The effective rate includes any realized tax benefits from the mortgage interest deduction. A mortgage with a stated rate of 4.5 percent might have an effective rate in the mid-3 percent range depending on your tax bracket and your ability to fully utilize the deduction.
It’s the American dream to own your own home and dreamers will go to any lengths to accomplish this even if it means borrowing thousands of dollars to be paid back over a 30 year period. It’s quite an obligation to make 360 payments month after month with the bulk of the money going toward interest, at least in the beginning.
The interest on an average home over a 30 year period can account for twice the cost of the home. Interest is working against you 24/7/365. Wouldn’t it be wonderful if you could pay off your debt years sooner and save thousands of dollars?
You can. It just takes discipline and perhaps a little budget adjusting. It’s no secret that paying the mortgage twice a month, instead of only once will save you thousands and pay off your debt years sooner. Some call it the bi-weekly mortgage plan.
For example: Let’s say you paid $80,000 for your home and got a 7% loan for 30 years. If you divide the payment in half and pay it every two weeks you should save $25,000 in interest payments and reduce the term by 8 years.
Not bad for a little extra work. Of course, the higher the loan and interest, the more you save. You’re paying less interest and more on the principal. The extra payments bring down the principal and interest faster.

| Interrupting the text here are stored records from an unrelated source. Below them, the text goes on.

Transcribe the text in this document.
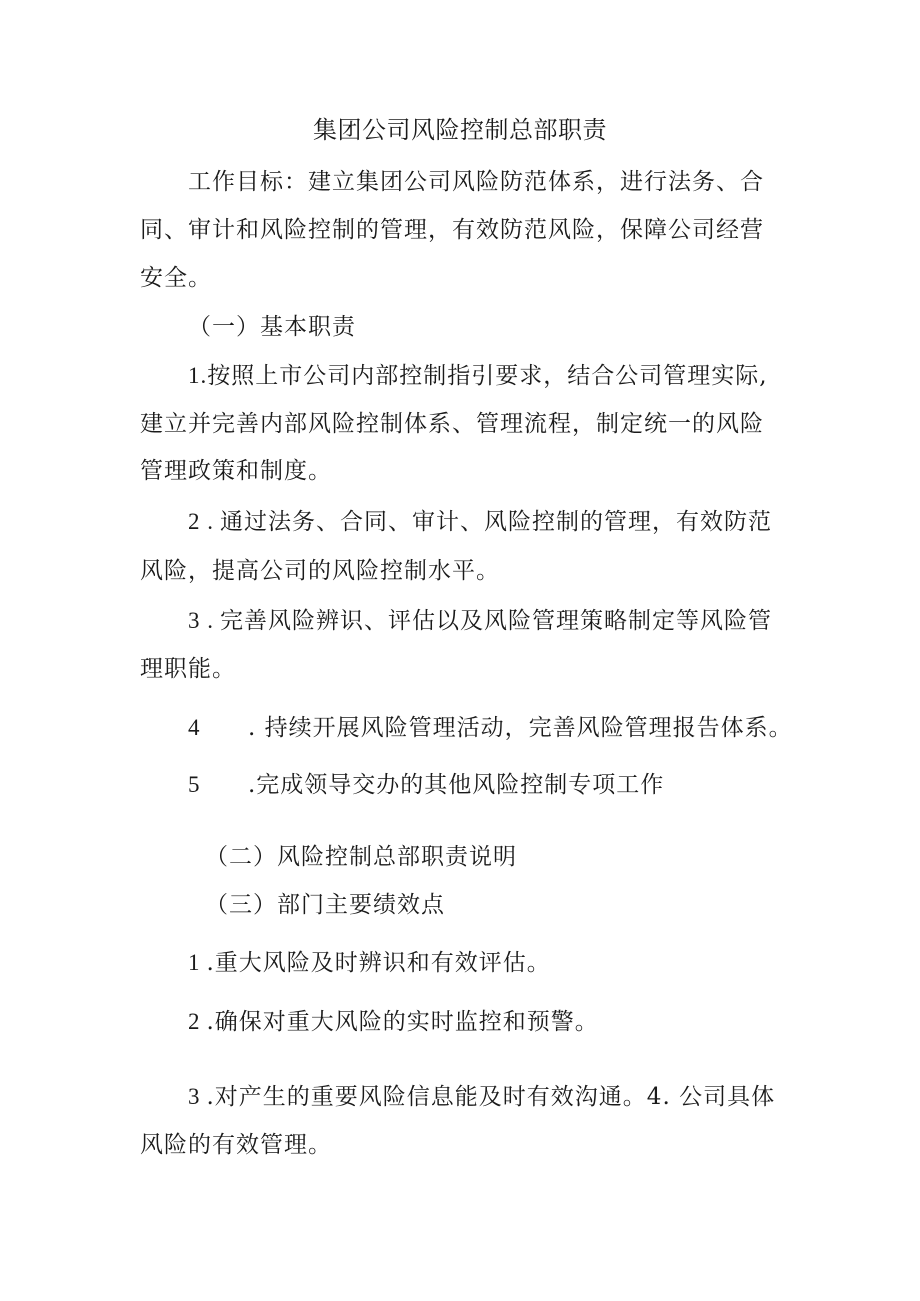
集团公司风险控制总部职责
工作目标：建立集团公司风险防范体系，进行法务、合
同、审计和风险控制的管理，有效防范风险，保障公司经营
安全。
（一）基本职责
1.按照上市公司内部控制指引要求，结合公司管理实际,
建立并完善内部风险控制体系、管理流程，制定统一的风险
管理政策和制度。
2 . 通过法务、合同、审计、风险控制的管理，有效防范
风险，提高公司的风险控制水平。
3 . 完善风险辨识、评估以及风险管理策略制定等风险管
理职能。
4 . 持续开展风险管理活动，完善风险管理报告体系。
5 .完成领导交办的其他风险控制专项工作
（二）风险控制总部职责说明
（三）部门主要绩效点
1 .重大风险及时辨识和有效评估。
2 .确保对重大风险的实时监控和预警。
3 .对产生的重要风险信息能及时有效沟通。4. 公司具体
风险的有效管理。
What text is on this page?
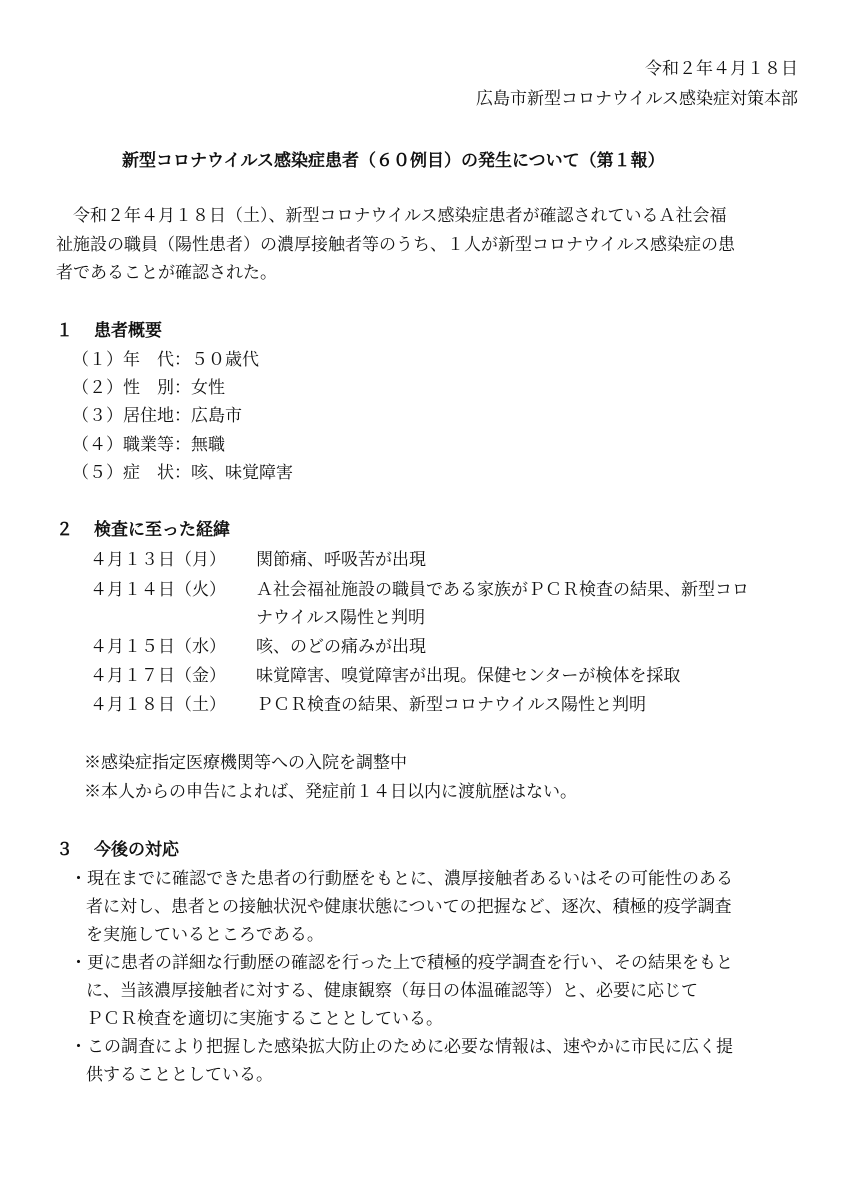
令和２年４月１８日
広島市新型コロナウイルス感染症対策本部
新型コロナウイルス感染症患者（６０例目）の発生について（第１報）
令和２年４月１８日（土）、新型コロナウイルス感染症患者が確認されているＡ社会福
祉施設の職員（陽性患者）の濃厚接触者等のうち、１人が新型コロナウイルス感染症の患
者であることが確認された。
１ 患者概要
（１）年　代：５０歳代
（２）性　別：女性
（３）居住地：広島市
（４）職業等：無職
（５）症　状：咳、味覚障害
２ 検査に至った経緯
４月１３日（月） 関節痛、呼吸苦が出現
４月１４日（火） Ａ社会福祉施設の職員である家族がＰＣＲ検査の結果、新型コロ
ナウイルス陽性と判明
４月１５日（水） 咳、のどの痛みが出現
４月１７日（金） 味覚障害、嗅覚障害が出現。保健センターが検体を採取
４月１８日（土） ＰＣＲ検査の結果、新型コロナウイルス陽性と判明
※感染症指定医療機関等への入院を調整中
※本人からの申告によれば、発症前１４日以内に渡航歴はない。
３ 今後の対応
・現在までに確認できた患者の行動歴をもとに、濃厚接触者あるいはその可能性のある
者に対し、患者との接触状況や健康状態についての把握など、逐次、積極的疫学調査
を実施しているところである。
・更に患者の詳細な行動歴の確認を行った上で積極的疫学調査を行い、その結果をもと
に、当該濃厚接触者に対する、健康観察（毎日の体温確認等）と、必要に応じて
ＰＣＲ検査を適切に実施することとしている。
・この調査により把握した感染拡大防止のために必要な情報は、速やかに市民に広く提
供することとしている。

Can just setting up a shorter mortgage term in the beginning accomplish the same thing? Essentially yes. But many people cannot qualify for a shorter term mortgage because of the higher payment. With the bi-weekly plan, you can take control yourself and enjoy the flexibility.
There are many companies who will set this up for you for a fee ranging from $100 to $400. Or, some will do it free but charge a transaction fee each time you make a payment.
Can you do it yourself? Yes, but talk to your lender and read the fine print in your contract. You may have a pre-payment penalty for paying off the loan ahead of time. Some lenders also tack on a service fee each time you make the extra payment.
Banks can also provide you with a bi-weekly calculator to let you determine how much you would save and how soon you would actually own your home. You’ll also save on private mortgage insurance (PMI) by paying off the loan early.
By paying bi-weekly, you’re actually paying one extra payment a year and that makes the difference. You can accomplish the same thing by making an extra payment whenever you can of any amount. When you do this, write a separate check with a note that states the money should be applied to the principal and not the interest.
Most financial institutions are happy to help you with saving money on your mortgage but it’s up to you to get the financial ball rolling. For about the cost of dinner and a movie for you and your family each month you can be debt free years sooner and save thousands of dollars.